Pack up my troubles in some owekyebow
And smile, smile, smile!
The recognition of the garbled words, the subtly altered tune, shot him back at once from that middle world of fantastic unreality to the immediate problem, the flight, the Speaker fighting to get his breath a few hundred yards down the road. His first start of surprise had carried his hand to the latch and he pushed the door open, and went into the low, brick-floored, reeking parlor.
His entrance produced an immediate hush. Pots were arrested half-way to thirsty mouths and every eye stared roundly at him. It seemed to him too that there was a slight involuntary shrinking away from him among all these hearty, earth-stained men, but he was too weary to do more than receive the impression without curiosity as to its meaning, without more than a flickering and uninterested recollection of the fact that he was unarmed. But immediately a relaxation succeeded the hush and the inn-keeper pushed forward, saying,
“Why, I did think as how you was one of them Welshmen come back again!”

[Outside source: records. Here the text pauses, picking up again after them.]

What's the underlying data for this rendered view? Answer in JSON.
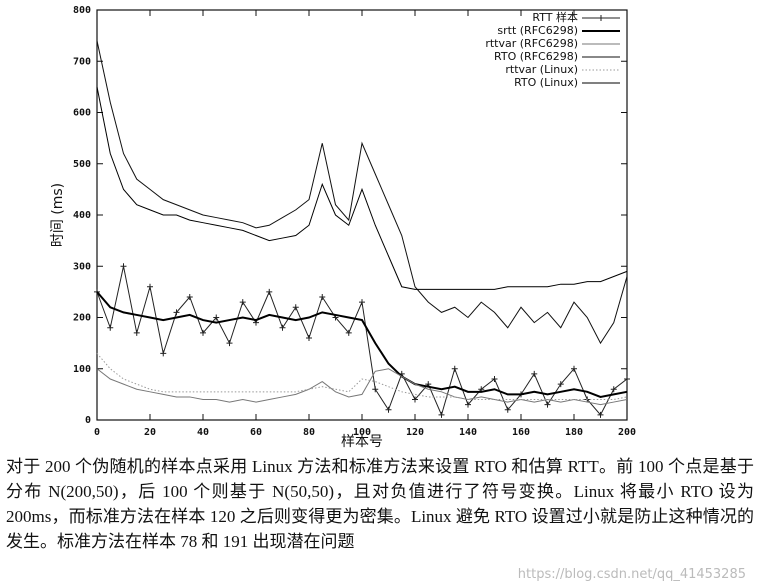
{
  "chart_data": {
    "type": "line",
    "xlabel": "样本号",
    "ylabel": "时间 (ms)",
    "x": [
      0,
      5,
      10,
      15,
      20,
      25,
      30,
      35,
      40,
      45,
      50,
      55,
      60,
      65,
      70,
      75,
      80,
      85,
      90,
      95,
      100,
      105,
      110,
      115,
      120,
      125,
      130,
      135,
      140,
      145,
      150,
      155,
      160,
      165,
      170,
      175,
      180,
      185,
      190,
      195,
      200
    ],
    "xlim": [
      0,
      200
    ],
    "xticks": [
      0,
      20,
      40,
      60,
      80,
      100,
      120,
      140,
      160,
      180,
      200
    ],
    "ylim": [
      0,
      800
    ],
    "yticks": [
      0,
      100,
      200,
      300,
      400,
      500,
      600,
      700,
      800
    ],
    "legend": "upper right",
    "series": [
      {
        "name": "RTT 样本",
        "color": "#222",
        "width": 1,
        "marker": "+",
        "values": [
          250,
          180,
          300,
          170,
          260,
          130,
          210,
          240,
          170,
          200,
          150,
          230,
          190,
          250,
          180,
          220,
          160,
          240,
          200,
          170,
          230,
          60,
          20,
          90,
          40,
          70,
          10,
          100,
          30,
          60,
          80,
          20,
          50,
          90,
          30,
          70,
          100,
          40,
          10,
          60,
          80
        ]
      },
      {
        "name": "srtt (RFC6298)",
        "color": "#000",
        "width": 2,
        "values": [
          250,
          220,
          210,
          205,
          200,
          195,
          200,
          205,
          195,
          190,
          195,
          200,
          195,
          205,
          200,
          195,
          200,
          210,
          205,
          200,
          195,
          150,
          110,
          85,
          70,
          65,
          60,
          65,
          55,
          55,
          60,
          50,
          50,
          55,
          50,
          55,
          60,
          55,
          45,
          50,
          55
        ]
      },
      {
        "name": "rttvar (RFC6298)",
        "color": "#777",
        "width": 1,
        "values": [
          100,
          80,
          70,
          60,
          55,
          50,
          45,
          45,
          40,
          40,
          35,
          40,
          35,
          40,
          45,
          50,
          60,
          75,
          55,
          45,
          50,
          95,
          100,
          85,
          70,
          60,
          55,
          45,
          40,
          45,
          40,
          35,
          40,
          35,
          40,
          35,
          40,
          35,
          30,
          35,
          40
        ]
      },
      {
        "name": "RTO (RFC6298)",
        "color": "#111",
        "width": 1,
        "values": [
          740,
          620,
          520,
          470,
          450,
          430,
          420,
          410,
          400,
          395,
          390,
          385,
          375,
          380,
          395,
          410,
          430,
          540,
          420,
          390,
          540,
          480,
          420,
          360,
          260,
          230,
          210,
          220,
          200,
          230,
          210,
          180,
          220,
          190,
          210,
          180,
          230,
          200,
          150,
          190,
          280
        ]
      },
      {
        "name": "rttvar (Linux)",
        "color": "#999",
        "width": 1,
        "dash": "dotted",
        "values": [
          130,
          100,
          80,
          70,
          60,
          55,
          55,
          55,
          55,
          55,
          55,
          55,
          55,
          55,
          55,
          55,
          60,
          65,
          60,
          55,
          80,
          75,
          65,
          55,
          50,
          45,
          45,
          45,
          40,
          40,
          40,
          40,
          40,
          40,
          40,
          40,
          40,
          40,
          40,
          40,
          45
        ]
      },
      {
        "name": "RTO (Linux)",
        "color": "#000",
        "width": 1,
        "values": [
          650,
          520,
          450,
          420,
          410,
          400,
          400,
          390,
          385,
          380,
          375,
          370,
          360,
          350,
          355,
          360,
          380,
          460,
          400,
          380,
          450,
          380,
          320,
          260,
          255,
          255,
          255,
          255,
          255,
          255,
          255,
          260,
          260,
          260,
          260,
          265,
          265,
          270,
          270,
          280,
          290
        ]
      }
    ]
  },
  "caption": "对于 200 个伪随机的样本点采用 Linux 方法和标准方法来设置 RTO 和估算 RTT。前 100 个点是基于分布 N(200,50)，后 100 个则基于 N(50,50)，且对负值进行了符号变换。Linux 将最小 RTO 设为 200ms，而标准方法在样本 120 之后则变得更为密集。Linux 避免 RTO 设置过小就是防止这种情况的发生。标准方法在样本 78 和 191 出现潜在问题",
  "watermark": "https://blog.csdn.net/qq_41453285"
}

This speech was to Jeremy as though a dagger of ice had been driven into his heart, and the room swayed round him. But he betrayed no trouble in his expression, took a firm grip on his mind and laughed with the inn-keeper at the idea. All the rustics joined in his laughter, nudged one another, went forward with their interrupted drinking, and murmured,
“That’s a good ’un!”
When the merriment had a little subsided, he asked as casually as he could manage whether the Welshmen had been there that day. All at once began to tell him how a party of soldiers speaking a strange, hardly recognizable tongue, had entered the village early in the morning. Their leader, who could just make himself understood in the eastern speech, had held an inquisition and had terrified the inhabitants almost out of their wits. They had also emptied a barrel of beer, and made off with a sucking-pig and a good many fowls before riding away. The villagers, it seemed, had been too much concerned in keeping out of their way to be certain what direction they had taken; but Jeremy gathered that they had scattered, some going towards Houghton Bridge, some towards Pulborough, some towards Duncton.
“Too bad,” said Jeremy sympathetically, his wits working at high speed and warning him to be cautious. “What do you suppose they were looking for?”
“Some tale about an old man and a young man and a young woman,” the inn-keeper grumbled. Jeremy nodded negligently in reply, and the inn-keeper went on, “And what might you be wanting yourself?”